In mid-December 1776, the young United States of America, who recently declared independence from Great Britain in July, was a hair’s breadth away from losing the war. Since August, Major General George Washington has lost every major battle he had fought and had been chased out both New York and New Jersey. The Continental Army’s strength was a mere fraction of what it was during the heady days after the capture of Boston, nine months before. 80% of the Continental Army was killed, wounded, captured, or had deserted since the loss at Long Island in August. Even worse, morale for the remainder was rock bottom, and their enlistments ended in 11 days. The Continental Army had just finished fleeing across the Delaware River into Pennsylvania, abandoning the vital of state of New Jersey, with its prosperous farms and fertile recruiting grounds, destroying most of the boats on the river to delay the pursuing Hessians.
On 19 December 1776. Thomas Paine published the pamphlet, “The American Crisis” in response to the continued disasters. It begins,
“THESE are the times that try men’s souls. The summer soldier and the sunshine patriot will, in this crisis, shrink from the service of their country; but he that stands by it now, deserves the love and thanks of man and woman. Tyranny, like hell, is not easily conquered; yet we have this consolation with us, that the harder the conflict, the more glorious the triumph. What we obtain too cheap, we esteem too lightly: it is dearness only that gives every thing its value…”
On Christmas Night, 1776, the Marblehead fishermen of Colonel John Glover’s 14th Continentals “The Amphibious Regiment” ferried the remnants of the Continental Army, whose enlistments would expire on New Year’s Day, across the Delaware River back into New Jersey. The process took all night and into Christmas morning. Washington wanted to attack the Hessian garrison at dawn, but there simply wasn’t enough boats and what few there were, were used inefficiently by the young Continental Army, inexperienced in the ways of logistics. Luckily, a blinding snowstorm covered the move from prying eyes. This was little comfort to the men in the columns who eventually had to make a nine mile forced march through it. Nonetheless , they surprised the Hessian regiment at Trenton who were hung over from Christmas celebrations the night before.

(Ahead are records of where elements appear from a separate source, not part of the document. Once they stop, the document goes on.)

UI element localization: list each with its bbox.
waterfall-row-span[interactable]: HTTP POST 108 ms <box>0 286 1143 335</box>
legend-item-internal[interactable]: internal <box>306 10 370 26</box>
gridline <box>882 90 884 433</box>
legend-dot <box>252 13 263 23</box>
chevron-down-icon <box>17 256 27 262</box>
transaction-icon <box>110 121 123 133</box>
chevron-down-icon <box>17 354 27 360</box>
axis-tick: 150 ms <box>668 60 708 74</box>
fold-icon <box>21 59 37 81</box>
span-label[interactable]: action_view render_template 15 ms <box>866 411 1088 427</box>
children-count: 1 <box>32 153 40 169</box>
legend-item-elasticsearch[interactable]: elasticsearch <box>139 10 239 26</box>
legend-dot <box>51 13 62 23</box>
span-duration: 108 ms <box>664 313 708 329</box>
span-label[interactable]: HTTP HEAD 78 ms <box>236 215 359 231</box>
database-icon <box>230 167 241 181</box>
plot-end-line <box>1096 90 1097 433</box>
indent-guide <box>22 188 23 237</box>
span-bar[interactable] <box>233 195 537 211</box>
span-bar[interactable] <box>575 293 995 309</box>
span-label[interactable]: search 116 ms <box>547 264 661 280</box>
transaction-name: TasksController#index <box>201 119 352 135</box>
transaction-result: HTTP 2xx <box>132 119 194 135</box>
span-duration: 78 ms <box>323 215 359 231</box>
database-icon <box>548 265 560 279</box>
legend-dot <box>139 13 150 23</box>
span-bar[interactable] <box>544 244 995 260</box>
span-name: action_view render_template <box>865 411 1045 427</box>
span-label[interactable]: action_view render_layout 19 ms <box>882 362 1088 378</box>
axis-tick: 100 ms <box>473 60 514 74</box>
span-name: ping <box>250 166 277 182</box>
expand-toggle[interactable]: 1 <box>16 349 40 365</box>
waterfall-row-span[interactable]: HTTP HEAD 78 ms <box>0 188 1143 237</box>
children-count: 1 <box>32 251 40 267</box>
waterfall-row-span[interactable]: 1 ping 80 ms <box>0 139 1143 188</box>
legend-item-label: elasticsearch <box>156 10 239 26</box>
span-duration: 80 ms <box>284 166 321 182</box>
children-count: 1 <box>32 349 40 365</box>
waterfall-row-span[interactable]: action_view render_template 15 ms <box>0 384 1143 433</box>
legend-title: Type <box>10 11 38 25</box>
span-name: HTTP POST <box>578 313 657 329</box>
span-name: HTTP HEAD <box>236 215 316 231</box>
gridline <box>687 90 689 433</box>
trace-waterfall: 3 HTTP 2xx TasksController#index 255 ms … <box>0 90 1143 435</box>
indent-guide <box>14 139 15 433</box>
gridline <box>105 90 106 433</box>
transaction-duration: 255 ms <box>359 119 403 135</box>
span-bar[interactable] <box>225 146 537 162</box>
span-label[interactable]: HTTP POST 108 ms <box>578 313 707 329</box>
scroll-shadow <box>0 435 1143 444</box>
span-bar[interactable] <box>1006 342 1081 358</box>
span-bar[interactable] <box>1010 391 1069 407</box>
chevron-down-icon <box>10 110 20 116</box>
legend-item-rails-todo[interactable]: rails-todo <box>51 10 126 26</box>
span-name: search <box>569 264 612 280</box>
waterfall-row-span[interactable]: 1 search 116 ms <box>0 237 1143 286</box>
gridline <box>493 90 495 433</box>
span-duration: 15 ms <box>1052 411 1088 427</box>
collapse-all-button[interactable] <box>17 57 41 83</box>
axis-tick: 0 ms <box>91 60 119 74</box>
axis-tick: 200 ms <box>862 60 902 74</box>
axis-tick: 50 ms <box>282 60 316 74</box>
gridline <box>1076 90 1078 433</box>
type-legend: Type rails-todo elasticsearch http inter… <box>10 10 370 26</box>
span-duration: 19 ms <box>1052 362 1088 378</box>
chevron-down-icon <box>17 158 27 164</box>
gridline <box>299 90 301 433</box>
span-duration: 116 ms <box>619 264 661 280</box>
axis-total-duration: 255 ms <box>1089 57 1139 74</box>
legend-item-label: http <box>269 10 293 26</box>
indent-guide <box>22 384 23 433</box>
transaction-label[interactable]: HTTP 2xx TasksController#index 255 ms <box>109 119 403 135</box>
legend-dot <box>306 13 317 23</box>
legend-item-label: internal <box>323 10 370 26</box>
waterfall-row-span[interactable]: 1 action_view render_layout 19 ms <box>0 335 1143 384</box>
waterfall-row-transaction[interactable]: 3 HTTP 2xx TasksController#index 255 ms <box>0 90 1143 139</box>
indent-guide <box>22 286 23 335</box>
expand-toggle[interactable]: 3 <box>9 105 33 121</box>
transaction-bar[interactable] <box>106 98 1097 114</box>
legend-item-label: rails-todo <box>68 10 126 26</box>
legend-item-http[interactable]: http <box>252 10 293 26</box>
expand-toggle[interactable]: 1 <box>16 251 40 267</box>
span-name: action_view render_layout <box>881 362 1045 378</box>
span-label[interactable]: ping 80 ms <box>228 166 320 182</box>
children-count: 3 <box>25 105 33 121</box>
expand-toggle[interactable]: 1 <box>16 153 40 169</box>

At a drunken card game during the Christmas celebration, Hessian Col Johann Raul was slipped a note by a loyalist informer of Washington’s maneuver, but he never read it. At 8 am Christmas morning, the Continental Army attacked, with Washington in the van. Edward Hand’s Pennsylvania Riflemen and John Sullivan’s Continentals prevented any Hessian escape blocking the road to Princeton and bridge over Assunpink Creek respectively. Though most of the Hessian command was still drunk or hungover from the celebrations the night before, the American attack was spotted in enough time for the Hessians to react. Their duty company fought a house to house battle, slowly falling back through the town, delaying the Continental Army long enough for Raul to form most of his men in a field outside of town. After Knox’s cannon came into action, Raul knew he had to break out. His mercenary professionals moved quickly into a flank attack on Washington’s disorganized main body in order to escape, but Washington deftly parried the thrust, but only because he was in position to do so. Though chaotic, the Battle of Trenton lasted only 19 minutes before the Hessians surrendered and promptly began losing their boots to the ragged but jubilant soldiers of the Continental army.
The entire Continental Army reenlisted the next day. George Washington gave America its first Christmas present.